Un investissement en temps
D’autres modalités ont testé l’efficacité du polysulfure de calcium (Curatio) et de l’hydroxyde de calcium (BNA pro) seuls ou combinés au décapage. Seuls, leur efficacité était faible, voire nulle. « Mais lorsque l’on combine lutte physique au Kärcher et lutte chimique, l’efficacité est améliorée », continue l’expérimentateur. Le principal frein est l’investissement en temps que nécessite cette méthode. Le traitement se fait au sol par deux opérateurs qui passent au Kärcher chaque arbre de part et d’autre de l’inter-rang. « En 2017, nous avons eu besoin de 25 h/ha pour un verger à 300 arbres/ha », confie Sébastien Cavaignac.
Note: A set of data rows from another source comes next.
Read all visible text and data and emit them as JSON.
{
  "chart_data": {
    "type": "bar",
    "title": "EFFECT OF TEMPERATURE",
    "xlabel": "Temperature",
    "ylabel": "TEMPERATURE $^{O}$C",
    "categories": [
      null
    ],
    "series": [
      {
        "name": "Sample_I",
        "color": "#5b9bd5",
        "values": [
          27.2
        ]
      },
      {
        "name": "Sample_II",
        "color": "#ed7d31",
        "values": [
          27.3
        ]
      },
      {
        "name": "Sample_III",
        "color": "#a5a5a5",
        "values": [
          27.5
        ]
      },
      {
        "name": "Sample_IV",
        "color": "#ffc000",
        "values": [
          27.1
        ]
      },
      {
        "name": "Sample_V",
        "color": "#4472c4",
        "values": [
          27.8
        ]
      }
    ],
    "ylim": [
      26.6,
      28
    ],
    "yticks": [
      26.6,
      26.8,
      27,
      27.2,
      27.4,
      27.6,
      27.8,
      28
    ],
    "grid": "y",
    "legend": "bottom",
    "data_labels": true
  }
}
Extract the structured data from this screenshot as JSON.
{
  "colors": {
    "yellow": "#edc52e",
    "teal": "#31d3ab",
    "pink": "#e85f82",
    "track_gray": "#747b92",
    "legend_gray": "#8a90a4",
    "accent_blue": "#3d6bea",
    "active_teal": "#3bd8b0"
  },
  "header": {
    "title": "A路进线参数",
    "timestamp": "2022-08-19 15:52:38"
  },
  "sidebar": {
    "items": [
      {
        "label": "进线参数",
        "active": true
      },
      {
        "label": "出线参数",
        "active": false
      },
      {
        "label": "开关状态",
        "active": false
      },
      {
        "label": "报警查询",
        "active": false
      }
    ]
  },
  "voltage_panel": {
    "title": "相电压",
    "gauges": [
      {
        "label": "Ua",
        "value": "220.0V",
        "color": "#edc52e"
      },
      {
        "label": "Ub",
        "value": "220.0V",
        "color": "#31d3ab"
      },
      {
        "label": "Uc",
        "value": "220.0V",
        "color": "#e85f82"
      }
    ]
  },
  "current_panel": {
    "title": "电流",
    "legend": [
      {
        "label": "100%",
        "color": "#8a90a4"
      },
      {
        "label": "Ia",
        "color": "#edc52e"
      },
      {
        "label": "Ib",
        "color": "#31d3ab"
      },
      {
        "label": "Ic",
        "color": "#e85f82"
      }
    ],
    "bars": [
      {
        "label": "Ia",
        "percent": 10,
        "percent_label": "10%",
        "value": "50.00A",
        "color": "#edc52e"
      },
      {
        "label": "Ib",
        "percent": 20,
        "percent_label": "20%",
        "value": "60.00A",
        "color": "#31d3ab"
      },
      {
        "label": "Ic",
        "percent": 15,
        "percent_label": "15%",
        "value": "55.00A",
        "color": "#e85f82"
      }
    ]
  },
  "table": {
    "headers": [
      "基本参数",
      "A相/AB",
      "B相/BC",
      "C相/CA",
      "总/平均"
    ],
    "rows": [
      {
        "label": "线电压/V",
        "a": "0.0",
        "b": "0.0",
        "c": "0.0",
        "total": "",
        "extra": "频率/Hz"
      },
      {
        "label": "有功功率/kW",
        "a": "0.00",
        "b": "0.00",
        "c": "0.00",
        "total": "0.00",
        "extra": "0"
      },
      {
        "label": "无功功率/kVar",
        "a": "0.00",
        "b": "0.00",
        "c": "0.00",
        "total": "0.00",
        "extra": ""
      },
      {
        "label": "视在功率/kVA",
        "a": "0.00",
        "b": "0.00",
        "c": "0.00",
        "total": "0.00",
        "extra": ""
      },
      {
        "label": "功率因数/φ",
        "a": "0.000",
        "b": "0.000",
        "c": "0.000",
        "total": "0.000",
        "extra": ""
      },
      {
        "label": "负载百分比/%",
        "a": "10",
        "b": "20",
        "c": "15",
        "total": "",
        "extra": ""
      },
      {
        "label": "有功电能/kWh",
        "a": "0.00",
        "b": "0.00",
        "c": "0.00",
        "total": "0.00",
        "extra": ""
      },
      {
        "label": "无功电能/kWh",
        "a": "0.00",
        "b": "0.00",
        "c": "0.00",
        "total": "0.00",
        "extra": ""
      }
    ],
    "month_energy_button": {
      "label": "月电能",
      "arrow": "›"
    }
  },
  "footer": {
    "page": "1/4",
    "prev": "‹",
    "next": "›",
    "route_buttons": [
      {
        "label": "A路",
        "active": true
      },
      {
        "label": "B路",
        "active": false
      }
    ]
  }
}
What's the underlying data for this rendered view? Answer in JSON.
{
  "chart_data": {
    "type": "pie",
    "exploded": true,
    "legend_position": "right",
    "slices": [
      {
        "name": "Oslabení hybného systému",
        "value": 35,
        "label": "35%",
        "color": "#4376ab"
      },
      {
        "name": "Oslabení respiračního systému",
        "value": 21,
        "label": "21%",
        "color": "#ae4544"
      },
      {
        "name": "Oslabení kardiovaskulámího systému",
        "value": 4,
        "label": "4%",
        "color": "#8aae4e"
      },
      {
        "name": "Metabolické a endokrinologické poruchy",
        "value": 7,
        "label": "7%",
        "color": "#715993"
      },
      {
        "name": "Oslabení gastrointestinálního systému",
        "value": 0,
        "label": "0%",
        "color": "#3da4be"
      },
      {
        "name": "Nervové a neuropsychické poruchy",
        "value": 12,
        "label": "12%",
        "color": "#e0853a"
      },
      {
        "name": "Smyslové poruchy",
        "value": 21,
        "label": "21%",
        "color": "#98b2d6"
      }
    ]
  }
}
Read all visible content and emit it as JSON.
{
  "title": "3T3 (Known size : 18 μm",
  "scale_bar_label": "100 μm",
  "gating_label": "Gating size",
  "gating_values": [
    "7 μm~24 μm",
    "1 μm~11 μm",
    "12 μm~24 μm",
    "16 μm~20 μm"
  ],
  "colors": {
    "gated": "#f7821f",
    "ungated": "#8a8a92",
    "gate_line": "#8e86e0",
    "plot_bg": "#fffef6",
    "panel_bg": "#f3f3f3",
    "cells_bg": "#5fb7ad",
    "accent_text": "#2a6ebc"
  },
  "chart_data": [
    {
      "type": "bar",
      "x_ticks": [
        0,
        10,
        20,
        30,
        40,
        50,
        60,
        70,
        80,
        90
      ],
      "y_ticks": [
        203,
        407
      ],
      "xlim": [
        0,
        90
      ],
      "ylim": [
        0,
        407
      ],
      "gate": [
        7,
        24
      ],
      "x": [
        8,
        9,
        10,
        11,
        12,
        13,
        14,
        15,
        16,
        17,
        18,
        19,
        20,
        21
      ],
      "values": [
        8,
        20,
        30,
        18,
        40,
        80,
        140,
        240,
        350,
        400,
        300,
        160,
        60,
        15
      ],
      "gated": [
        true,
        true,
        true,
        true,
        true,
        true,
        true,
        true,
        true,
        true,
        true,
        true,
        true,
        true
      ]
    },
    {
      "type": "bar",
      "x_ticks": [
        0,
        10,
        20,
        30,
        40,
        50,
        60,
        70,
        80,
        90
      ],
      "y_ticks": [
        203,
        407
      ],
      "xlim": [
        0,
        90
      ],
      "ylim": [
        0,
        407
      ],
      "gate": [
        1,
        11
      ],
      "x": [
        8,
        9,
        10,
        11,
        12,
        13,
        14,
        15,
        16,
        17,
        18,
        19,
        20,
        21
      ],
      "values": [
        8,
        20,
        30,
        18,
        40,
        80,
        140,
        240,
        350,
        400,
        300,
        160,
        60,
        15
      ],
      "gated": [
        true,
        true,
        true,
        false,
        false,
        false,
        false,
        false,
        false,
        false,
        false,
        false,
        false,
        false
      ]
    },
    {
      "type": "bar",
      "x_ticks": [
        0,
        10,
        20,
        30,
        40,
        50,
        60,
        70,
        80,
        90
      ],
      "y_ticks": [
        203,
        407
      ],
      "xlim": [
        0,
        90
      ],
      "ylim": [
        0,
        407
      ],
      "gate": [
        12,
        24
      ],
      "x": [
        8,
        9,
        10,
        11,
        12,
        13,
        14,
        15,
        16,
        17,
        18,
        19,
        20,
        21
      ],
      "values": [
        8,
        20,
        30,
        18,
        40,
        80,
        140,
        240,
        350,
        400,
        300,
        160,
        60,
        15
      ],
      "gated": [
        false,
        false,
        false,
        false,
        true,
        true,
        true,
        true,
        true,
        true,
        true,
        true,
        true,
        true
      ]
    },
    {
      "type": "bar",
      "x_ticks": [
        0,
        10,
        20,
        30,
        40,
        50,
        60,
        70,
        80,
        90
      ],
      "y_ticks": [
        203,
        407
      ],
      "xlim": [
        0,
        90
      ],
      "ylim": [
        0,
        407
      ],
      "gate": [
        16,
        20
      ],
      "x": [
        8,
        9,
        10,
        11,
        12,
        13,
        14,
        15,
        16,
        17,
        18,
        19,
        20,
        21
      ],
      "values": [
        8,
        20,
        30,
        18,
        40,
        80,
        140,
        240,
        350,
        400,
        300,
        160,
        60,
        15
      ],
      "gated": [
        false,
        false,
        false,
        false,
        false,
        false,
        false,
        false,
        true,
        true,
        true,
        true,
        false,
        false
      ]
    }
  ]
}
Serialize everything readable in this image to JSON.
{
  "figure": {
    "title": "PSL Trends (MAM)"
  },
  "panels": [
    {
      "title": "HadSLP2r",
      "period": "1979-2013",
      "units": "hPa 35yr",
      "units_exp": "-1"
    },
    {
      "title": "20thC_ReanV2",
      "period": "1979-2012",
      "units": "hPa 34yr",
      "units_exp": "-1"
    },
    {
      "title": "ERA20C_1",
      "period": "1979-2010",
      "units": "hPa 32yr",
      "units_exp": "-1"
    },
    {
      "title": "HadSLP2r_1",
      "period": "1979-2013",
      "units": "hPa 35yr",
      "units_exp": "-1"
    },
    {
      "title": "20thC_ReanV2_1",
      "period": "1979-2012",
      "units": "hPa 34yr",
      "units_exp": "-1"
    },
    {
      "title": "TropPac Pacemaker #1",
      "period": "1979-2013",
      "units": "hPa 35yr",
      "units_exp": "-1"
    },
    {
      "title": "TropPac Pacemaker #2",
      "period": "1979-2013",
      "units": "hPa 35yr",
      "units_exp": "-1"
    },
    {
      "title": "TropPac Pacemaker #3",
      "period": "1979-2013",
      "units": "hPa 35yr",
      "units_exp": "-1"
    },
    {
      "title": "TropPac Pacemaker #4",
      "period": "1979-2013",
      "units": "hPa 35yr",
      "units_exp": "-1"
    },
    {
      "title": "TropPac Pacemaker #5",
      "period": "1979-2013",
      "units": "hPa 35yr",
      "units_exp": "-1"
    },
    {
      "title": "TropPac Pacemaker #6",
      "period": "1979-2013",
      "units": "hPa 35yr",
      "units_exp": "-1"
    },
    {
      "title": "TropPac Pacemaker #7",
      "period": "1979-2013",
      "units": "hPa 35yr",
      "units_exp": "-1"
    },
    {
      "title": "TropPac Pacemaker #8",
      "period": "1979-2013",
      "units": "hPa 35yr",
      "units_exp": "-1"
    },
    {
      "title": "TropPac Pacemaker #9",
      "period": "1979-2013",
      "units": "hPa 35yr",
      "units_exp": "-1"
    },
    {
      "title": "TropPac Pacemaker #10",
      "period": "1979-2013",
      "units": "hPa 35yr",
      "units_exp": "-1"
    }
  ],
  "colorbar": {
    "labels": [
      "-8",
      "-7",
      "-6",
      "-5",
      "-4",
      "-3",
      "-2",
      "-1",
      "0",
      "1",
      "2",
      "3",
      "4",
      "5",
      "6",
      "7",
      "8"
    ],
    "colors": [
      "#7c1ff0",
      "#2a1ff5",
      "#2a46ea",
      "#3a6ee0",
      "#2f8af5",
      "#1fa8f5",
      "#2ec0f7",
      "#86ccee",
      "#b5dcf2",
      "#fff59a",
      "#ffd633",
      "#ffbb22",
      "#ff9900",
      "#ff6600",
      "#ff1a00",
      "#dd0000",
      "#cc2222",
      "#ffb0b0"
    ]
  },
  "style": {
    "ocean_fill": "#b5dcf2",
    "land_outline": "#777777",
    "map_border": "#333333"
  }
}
Ce traitement est donc à envisager seulement lorsqu’on est dépassé par le ravageur. Pour savoir si un tel décapage est durable, la pérennité de ses effets sera donc observée dans le temps avec ou sans traitements phytosanitaires chaque année. « Pour gagner du temps dans l’application, nous testerons un décapage à l’eau chaude en 2019 », continue le spécialiste. A la demande du GI2E des producteurs bio de prune d’Ente qui ont commandé cet essai, un projet de nettoyeur haute pression embarqué (composé d’une cuve de plus de 1 000 l, d’une pompe et de deux lances, placés sur une remorque) est en cours d’élaboration par l’équipe machinisme d’Invenio. Le matériel conçu sera tournant dans les exploitations du Gi2E qui en ont besoin.
La cochenille à la loupe
La cochenille rouge du poirier, Epidiaspis leperii est un ravageur qui s’attaque au prunier mais aussi au pêcher, au noyer et à beaucoup d’autres espèces fruitières. C’est un petit insecte de 1,4 à 1,8 mm. Il s’observe donc plus facilement à la loupe binoculaire. Les larves sont roses. Comme la plupart des cochenilles, les adultes sont recouverts d’un bouclier qui les protège. Elle est gris blanc à blanchâtre avec une partie rouge sombre au centre. De plus, elle passe la plus grande partie de son cycle cachée sous les mousses et lichens. Le seul stade vulnérable aux produits phytosanitaires est le stade larvaire. Les larves ne sont en effet pas munies de bouclier et sont mobiles pendant quelques heures dans l’arbre, en mai et juin. Une fois installées, les larves plantent leur rostre dans le prunier pour se nourrir. Elles sécrètent alors un bouclier protecteur et poursuivent leur évolution jusqu’au stade adulte vers début août. Les mâles partent à la recherche d’une femelle et meurent après l’accouplement. Seules les femelles fécondées passeront l’hiver au verger sous leur bouclier. Elles pondent entre 30 et 50 œufs en mai et juin avant de mourir. Il n’y a qu’un seul cycle par an.